When did ICE update its firearms and use-of-force policy most recently (year)?
Executive summary
ICE’s current named directive for firearms and use of force is Directive 19009.3, which appears on ICE’s website with a publication notice dated April 30, 2024 [1], but reporting and FOIA copies show a substantive revision dated May 26, 2023 [2] [3]; therefore the most recent policy-year to cite depends on whether one treats the internal substantive revision or the site posting/publication as the decisive “update” [2] [1].
1. The paperwork and the provenance: what exists on ICE’s site and in FOIA releases
ICE lists “Directive: 19009.3 Firearms and Use of Force” on its official policies page with a public posting date of April 30, 2024, which is the agency’s current web reference for that directive [1], while the FOIA-hosted PDF of the directive is available and confirms the document title and structure [4]; reporting based on earlier FOIA disclosures shows that the text of the directive was revised and circulated internally as recently as May 26, 2023 [2].

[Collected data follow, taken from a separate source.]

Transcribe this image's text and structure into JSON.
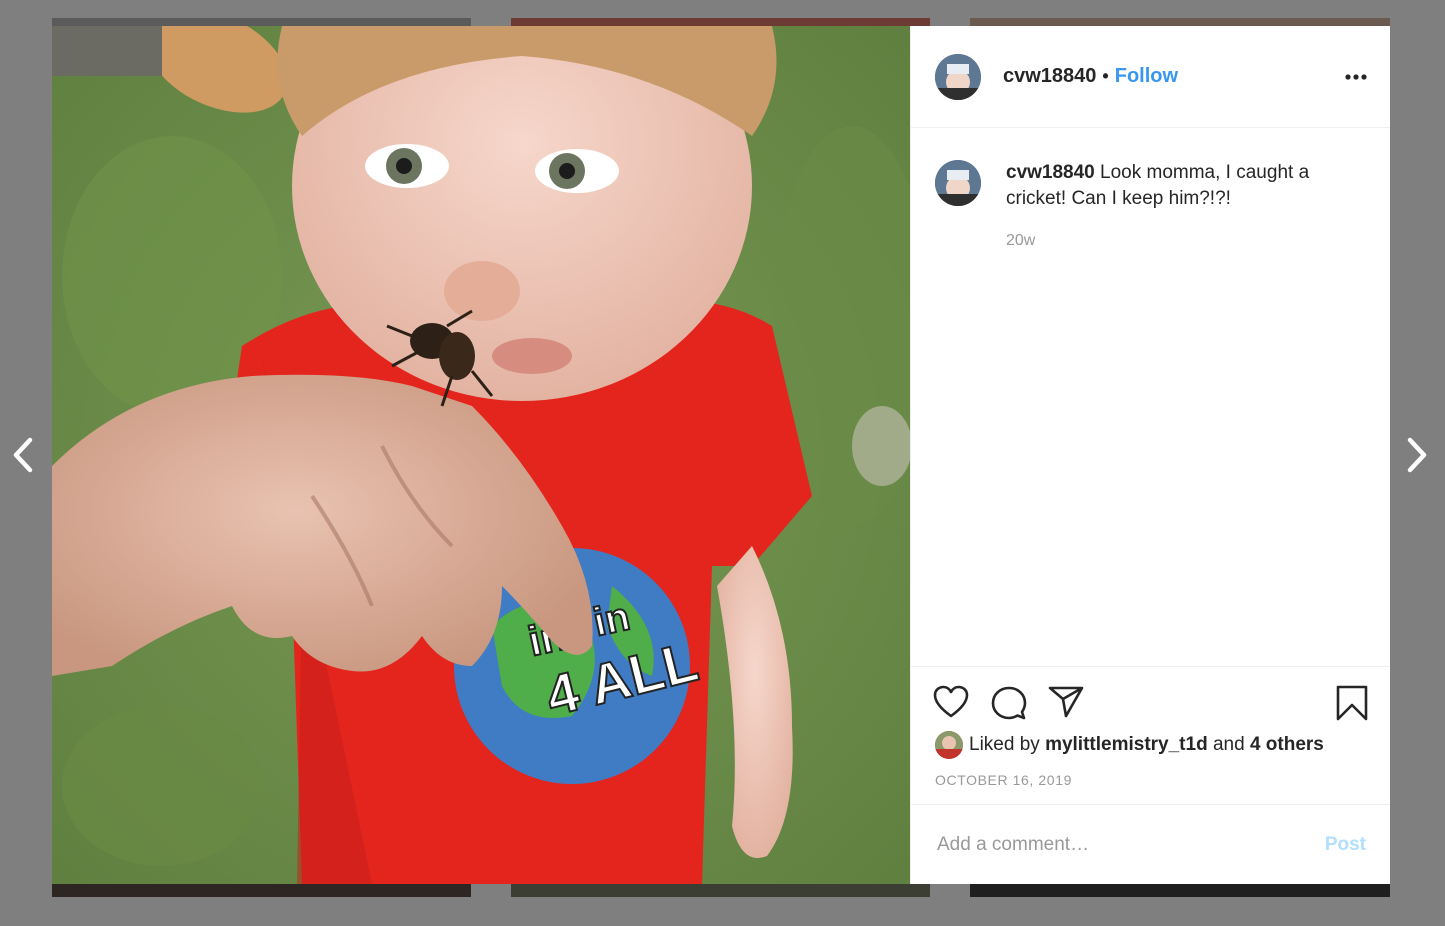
{
  "post": {
    "username": "cvw18840",
    "follow_label": "Follow",
    "separator": "•",
    "caption_text": "Look momma, I caught a cricket! Can I keep him?!?!",
    "age": "20w",
    "likes": {
      "prefix": "Liked by",
      "user": "mylittlemistry_t1d",
      "joiner": "and",
      "others": "4 others"
    },
    "date": "OCTOBER 16, 2019"
  },
  "comment": {
    "placeholder": "Add a comment…",
    "post_label": "Post"
  },
  "photo": {
    "shirt_text_1": "in",
    "shirt_text_2": "4 ALL",
    "shirt_text_3": "ine"
  },
  "colors": {
    "link": "#3897f0",
    "post_disabled": "#b2dffc",
    "backdrop": "#7f7f7f"
  },
  "icons": {
    "nav_prev": "chevron-left-icon",
    "nav_next": "chevron-right-icon",
    "more": "more-horizontal-icon",
    "like": "heart-icon",
    "comment": "comment-bubble-icon",
    "share": "paper-plane-icon",
    "save": "bookmark-icon"
  }
}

2. Two relevant timestamps: 2023 (substantive revision) and 2024 (public posting)
Journalistic and advocacy reporting that reviewed the directive’s contents identified a dated revision of May 26, 2023 and described that update as the “as recently as” revision for the 13‑page Directive 19009.3, with much of the text later redacted in public versions under law‑enforcement exemptions [2] [3]; the ICE website later shows a public directive entry dated April 30, 2024, meaning the agency’s online repository lists 2024 as the publication date even though the substantive revision noted in reporting occurred in 2023 [1] [2].
3. Why both years matter: internal policy change versus public disclosure
For analysts, advocates, and litigants the May 26, 2023 revision is significant because reporters and watchdogs cited that date when discussing changes to ICE’s use‑of‑force guidance and when comparing ICE’s approach to DHS and DOJ standards [2] [5]; for members of the public relying on ICE’s official library, the directive’s visible posting on April 30, 2024 is the most recent public publication date and is therefore the year the agency presents as current on its website [1].

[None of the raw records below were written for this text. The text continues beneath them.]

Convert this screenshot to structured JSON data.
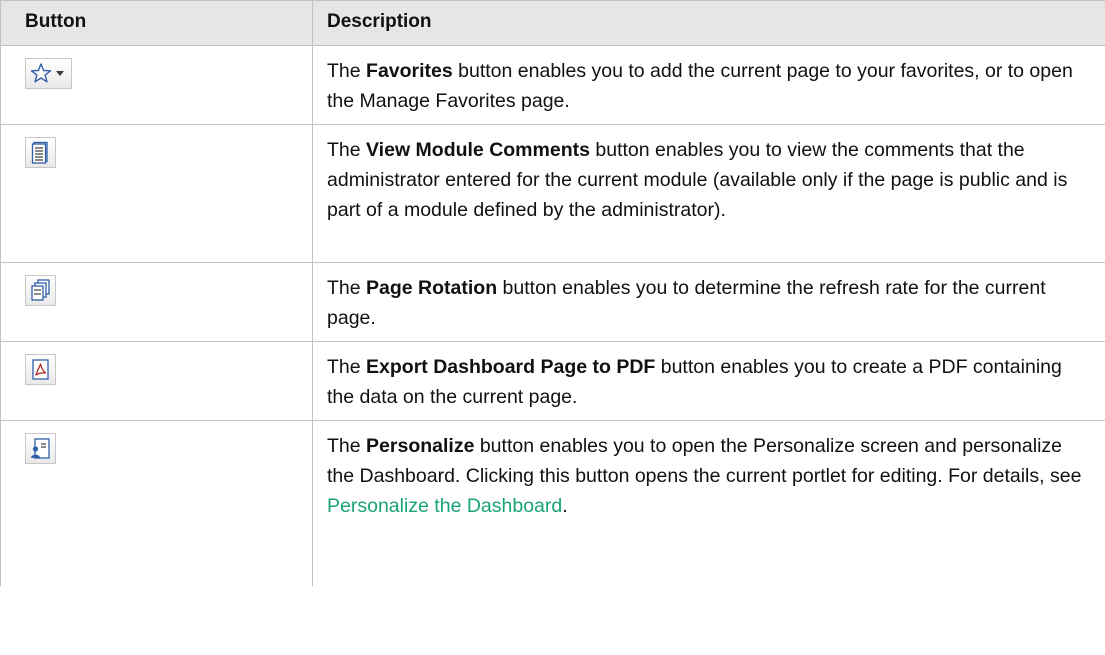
{
  "table": {
    "headers": {
      "button": "Button",
      "description": "Description"
    },
    "rows": [
      {
        "icon": "favorites-star-dropdown-icon",
        "pre": "The ",
        "term": "Favorites",
        "post": " button enables you to add the current page to your favorites, or to open the Manage Favorites page."
      },
      {
        "icon": "view-module-comments-icon",
        "pre": "The ",
        "term": "View Module Comments",
        "post": " button enables you to view the comments that the administrator entered for the current module (available only if the page is public and is part of a module defined by the administrator)."
      },
      {
        "icon": "page-rotation-icon",
        "pre": "The ",
        "term": "Page Rotation",
        "post": " button enables you to determine the refresh rate for the current page."
      },
      {
        "icon": "export-pdf-icon",
        "pre": "The ",
        "term": "Export Dashboard Page to PDF",
        "post": " button enables you to create a PDF containing the data on the current page."
      },
      {
        "icon": "personalize-icon",
        "pre": "The ",
        "term": "Personalize",
        "post": " button enables you to open the Personalize screen and personalize the Dashboard. Clicking this button opens the current portlet for editing. For details, see ",
        "link": "Personalize the Dashboard",
        "end": "."
      }
    ]
  },
  "colors": {
    "header_bg": "#e6e6e6",
    "border": "#c2c2c2",
    "link": "#1aa37a",
    "icon_blue": "#2f5fa8"
  }
}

4. Conflicting signals and later documents: 2025 references and handbooks
A separate listing for an “Attachment 11 ICE Firearms Policy” appears with an April 1, 2025 timestamp in a government contracting repository [6], but that item may be an attachment or filing rather than a standalone directive revision and requires further verification from ICE to confirm whether it represents a formal policy update; contemporaneous handbooks and chapters cited in ICE documents (such as handbook chapters with 2021 dates) show that ICE uses a mix of handbooks and directives with staggered revision histories [7] [8].
5. Bottom line and recommended citation practice
When asked for the most recent year in which ICE updated its firearms and use‑of‑force policy, the defensible, balanced answer is that the directive was substantively revised in 2023 (May 26, 2023, per reporting and FOIA disclosures) while ICE’s public policy library shows a publication/posting date of 2024 (April 30, 2024) — citing both years best captures the record and the difference between internal revision and public posting [2] [1].